– To mój piąty wielki turniej i z doświadczenia wiem, że euforia znika tak szybko, jak się pojawia. Nie jesteśmy jeszcze mistrzami świata – mówił przed meczem Robin van Persie, tonując nastroje po triumfie 5:1 nad Hiszpanią.
Euforia rzeczywiście mogła się skończyć szybko. Gdyby Holandia nie pokonała Australii, ostatnie spotkanie z Chile decydowałoby o wyjściu z grupy. A tak będzie decydowało o tym, kto zajmie w niej pierwsze miejsce i w kolejnej rundzie uniknie Brazylii.
Holendrzy nie wygrali wcześniej żadnego z trzech meczów z Australijczykami, ale mało kto spodziewał się chyba, że rywale sprawią im takie kłopoty. Po 20 minutach nic na to nie wskazywało. Arjen Robben przejął piłkę w środku boiska, popędził pod bramkę i dał Holandii prowadzenie.
Być może ten gol uśpił czujność piłkarzy Louisa van Gaala. Już kilkadziesiąt sekund później wyrównał Tim Cahill. Dostał długie podanie, wbiegł w pole karne, kopnął piłkę bez przyjęcia prosto pod poprzeczkę. Pokazał, że tak strzelać potrafi nie tylko Robin van Persie. Nie ma wątpliwości, że to będzie jedna z najpiękniejszych bramek turnieju.

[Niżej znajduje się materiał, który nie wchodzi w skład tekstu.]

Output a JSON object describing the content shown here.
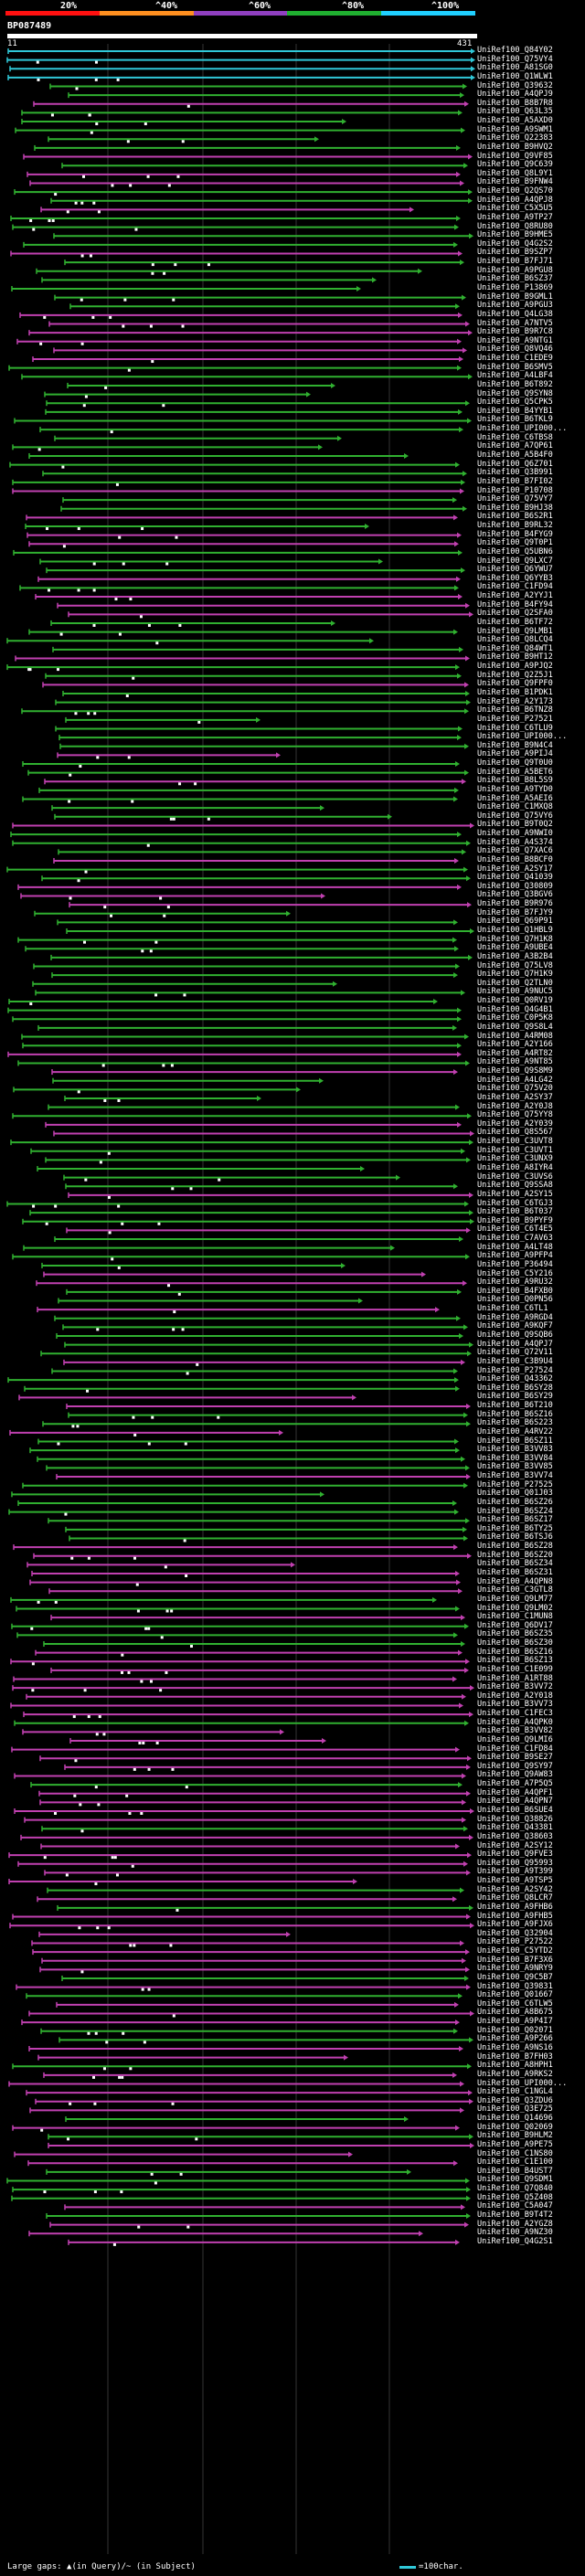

– Czułem, że mogę uderzyć celnie, wyszedł cudowny gol – dzielił się wrażeniami Cahill. Od dwóch sezonów gra on w amerykańskiej MLS (New York Red Bulls), wcześniej przez osiem lat był zawodnikiem Evertonu. – Myślę, że tym meczem zyskaliśmy szacunek wielu ludzi. Mam nadzieję, że będzie on inspiracją dla dzieci w naszym kraju.